Making a system that supports the Triangle Audit
If you are in the position to make a system to support this type of project management audit, then there are a few key criteria to include in your system design.
Use that crazy new technology
I’m referring to talking to each other of course. Get the Project Management department and the Finance department and perhaps the IT department together before the beginning of the next fiscal year and talk about what Finance will be needing at the end of it. At HMS we encounter countless organizations who call us at the end of the year asking if we can fix last year’s data. We can’t of course and once the new Fiscal Year is complete, the urgency of fixing the systems dissipates and people go on hoping it’ll be better next year. If you talk about your existing systems, you have a chance of doing a self-inventory of what you have to see if you have gaps or to make decisions on how to proceed.

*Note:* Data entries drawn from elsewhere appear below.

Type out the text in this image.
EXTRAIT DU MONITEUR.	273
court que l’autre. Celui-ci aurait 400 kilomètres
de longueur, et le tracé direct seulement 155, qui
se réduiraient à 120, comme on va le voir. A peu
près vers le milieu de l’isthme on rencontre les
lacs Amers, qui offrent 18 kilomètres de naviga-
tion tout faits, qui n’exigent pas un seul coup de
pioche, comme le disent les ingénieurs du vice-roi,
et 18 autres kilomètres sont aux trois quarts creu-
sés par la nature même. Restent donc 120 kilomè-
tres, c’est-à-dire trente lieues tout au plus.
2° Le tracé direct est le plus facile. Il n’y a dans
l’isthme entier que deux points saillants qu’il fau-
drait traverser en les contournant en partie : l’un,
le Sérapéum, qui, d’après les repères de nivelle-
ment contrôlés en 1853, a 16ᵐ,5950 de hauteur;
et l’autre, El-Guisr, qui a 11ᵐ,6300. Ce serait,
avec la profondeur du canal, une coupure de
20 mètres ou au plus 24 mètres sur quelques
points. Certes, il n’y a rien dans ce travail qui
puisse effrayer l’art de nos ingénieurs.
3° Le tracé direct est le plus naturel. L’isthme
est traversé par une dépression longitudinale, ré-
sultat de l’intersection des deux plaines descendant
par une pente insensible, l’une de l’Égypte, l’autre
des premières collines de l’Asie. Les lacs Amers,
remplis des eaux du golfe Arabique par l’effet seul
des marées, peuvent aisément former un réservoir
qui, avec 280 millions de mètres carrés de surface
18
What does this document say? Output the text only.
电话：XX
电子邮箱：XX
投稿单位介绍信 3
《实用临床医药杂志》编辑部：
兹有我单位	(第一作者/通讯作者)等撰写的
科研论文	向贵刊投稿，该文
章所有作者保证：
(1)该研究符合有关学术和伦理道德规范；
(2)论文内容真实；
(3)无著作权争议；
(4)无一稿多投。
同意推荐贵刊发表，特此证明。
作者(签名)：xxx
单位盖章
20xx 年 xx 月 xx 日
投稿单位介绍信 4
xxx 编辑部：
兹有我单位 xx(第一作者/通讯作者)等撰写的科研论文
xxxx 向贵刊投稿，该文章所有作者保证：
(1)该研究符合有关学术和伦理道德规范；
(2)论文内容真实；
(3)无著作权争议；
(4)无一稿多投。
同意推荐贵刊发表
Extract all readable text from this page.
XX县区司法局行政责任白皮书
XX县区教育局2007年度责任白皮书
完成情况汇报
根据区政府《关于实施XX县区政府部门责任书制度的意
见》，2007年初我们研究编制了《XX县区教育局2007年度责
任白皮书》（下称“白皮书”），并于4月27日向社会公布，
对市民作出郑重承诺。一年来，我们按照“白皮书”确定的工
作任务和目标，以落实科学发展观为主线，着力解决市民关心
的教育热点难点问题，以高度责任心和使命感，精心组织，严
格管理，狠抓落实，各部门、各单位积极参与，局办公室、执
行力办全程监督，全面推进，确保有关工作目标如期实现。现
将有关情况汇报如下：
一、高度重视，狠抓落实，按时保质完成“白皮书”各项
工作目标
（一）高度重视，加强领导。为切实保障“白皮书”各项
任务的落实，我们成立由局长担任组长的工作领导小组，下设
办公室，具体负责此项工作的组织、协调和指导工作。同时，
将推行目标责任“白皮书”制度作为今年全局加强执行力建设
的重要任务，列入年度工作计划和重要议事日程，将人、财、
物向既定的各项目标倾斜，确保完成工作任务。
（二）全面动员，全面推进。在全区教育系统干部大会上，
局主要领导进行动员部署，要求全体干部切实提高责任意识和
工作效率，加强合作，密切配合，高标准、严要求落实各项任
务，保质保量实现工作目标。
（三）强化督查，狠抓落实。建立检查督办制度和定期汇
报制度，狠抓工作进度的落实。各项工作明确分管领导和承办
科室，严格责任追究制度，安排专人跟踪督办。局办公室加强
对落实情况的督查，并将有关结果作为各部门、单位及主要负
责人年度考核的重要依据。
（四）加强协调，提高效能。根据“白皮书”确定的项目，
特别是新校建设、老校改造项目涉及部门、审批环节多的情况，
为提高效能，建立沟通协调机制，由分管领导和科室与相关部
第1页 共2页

Find or configure a timesheet to support both Payroll and Project Management
If your existing timesheet system can support both Finance and Project Management, then configuring it to do so can solve the most likely gap in your auditable system. This will require not only configuring the timesheet to work at the task level for project management but also include all the controls for Finance. There will be resistance from Project Management to include Finance-level controls and from Finance to work at the lowest common denominator of task detail but if you did that first step of talking about this first, a compromise can be reached.
If there is no configuring an existing timesheet then you can look for one that supports both systems. When you do, you’ll need to do more than ask if this new timesheet system can send data back and forth to your project management system and your Finance system (they all can), but you will need also to determine if processes from both departments can be accommodated. Is there an approval mechanism that supports both departments? Are there Finance level controls for validating data? Can rates be supported in the way Finance needs for Payroll and Project Management needs for costing? … and so on. We do this at HMS every day obviously. Our TimeControl system is often looked at as a possible solution to this type of challenge.
Finally, for the long term, document what you’re doing. At some point in the future, perhaps years from now, someone else will be reviewing your systems and trying to figure out why you made the system choices you did. Being able to read the justifications for the decisions you made can save the organization in a major way in the future from failing future audits that have gone so well for so long.